NVME namespace CRUD and discovery support

NVMe controllers can provide [1][2] multiple independent LBA regions on a single flash device using NVMe namespaces. Namespaces can be then partitioned using MBR or GPT markup.

From what I understand having separate namespaces instead of just partitioning can have performance benefits depending on NVMe controller implementation and application architecture.

The use-case that we have is sharing a single NVMe for multiple purposes (bcache, ceph journal or wal & db) which is currently done with partitions.

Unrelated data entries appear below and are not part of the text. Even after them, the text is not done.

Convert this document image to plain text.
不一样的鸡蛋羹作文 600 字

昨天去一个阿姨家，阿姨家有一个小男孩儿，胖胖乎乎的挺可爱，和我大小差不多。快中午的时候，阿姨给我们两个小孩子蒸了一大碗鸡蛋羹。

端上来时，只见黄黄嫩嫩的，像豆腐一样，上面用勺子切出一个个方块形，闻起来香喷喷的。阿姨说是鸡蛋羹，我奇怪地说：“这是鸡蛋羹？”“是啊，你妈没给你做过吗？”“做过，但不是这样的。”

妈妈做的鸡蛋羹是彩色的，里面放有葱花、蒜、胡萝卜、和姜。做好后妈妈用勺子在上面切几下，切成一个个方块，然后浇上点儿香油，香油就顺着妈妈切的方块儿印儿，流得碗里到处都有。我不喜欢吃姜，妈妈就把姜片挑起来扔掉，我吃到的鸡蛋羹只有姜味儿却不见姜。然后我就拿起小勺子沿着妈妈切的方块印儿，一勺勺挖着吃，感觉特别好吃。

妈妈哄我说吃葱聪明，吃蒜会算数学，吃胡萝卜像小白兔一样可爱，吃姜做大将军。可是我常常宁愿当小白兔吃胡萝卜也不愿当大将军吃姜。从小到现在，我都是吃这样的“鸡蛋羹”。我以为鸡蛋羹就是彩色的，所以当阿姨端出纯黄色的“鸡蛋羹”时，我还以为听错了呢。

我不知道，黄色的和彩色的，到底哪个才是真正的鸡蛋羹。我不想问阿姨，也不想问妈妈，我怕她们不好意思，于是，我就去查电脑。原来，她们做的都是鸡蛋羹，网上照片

# 1 device (NVMe controller), 3 namespaces
# ...
nvme0n1 259:0 0 20G 0 disk
└─nvme0n1p1 259:1 0 20G 0 part /
nvme0n2 259:2 0 1G 0 disk
nvme0n3 259:3 0 1G 0 disk


sudo nvme list-ns -a /dev/nvme0
[ 0]:0x15ad15ad
[ 1]:0x61574d56
[ 2]:0x4e206572
[ 3]:0x2d454d56
[ 4]:0x30303030
[ 6]:0x61774d56
[ 7]:0x56206572
[ 8]:0x75747269
[ 9]:0x4e206c61
[ 10]:0x20654d56
[ 11]:0x6b736944
[ 16]:0x302e31
[ 18]:0x56500000
[ 19]:0x800
[ 64]:0x3000000
[ 65]:0x30003
[ 128]:0x4466
[ 129]:0x3

As a side note, currently lshw does not list namespaces as separate block devices (just the controller):

[1] https://nvmexpress.org/wp-content/uploads/NVM-Express-1_2a.pdf
“1.6.20 namespace - A quantity of non-volatile memory that may be formatted into logical blocks. When formatted, a namespace of size n is a collection of logical blocks with logical block addresses from 0 to (n-1).”

[2] https://sata-io.org/system/files/member-downloads/NVMe%20and%20AHCI_%20_long_.pdf

"Another important feature of the NVMe interface is its ability to support the partitioning of the physical storage extent into multiple logical storage extents, each of which can be accessed independently of other logical extents. These logical storage extents are called Namespaces. Each NVMe Namespace may have its own pathway, or IO channel, over which the host may access the Namespace…

The ability to partition a physical storage extent into multiple logical storage extents and then to create multiple IO channels to each extent is a feature of NVMe that was architected and designed to allow the system in which it is used to exploit the parallelism available in upper layers of today’s platforms and extend that parallelism all the way down into the storage device itself. Multiple IO channels that can be dedicated to cores, processes or threads eliminate the need for locks, or other semaphore based locking mechanisms around an IO channel. This ensures that IO channel resource contention, a major performance killer in IO subsystems, is not an issue."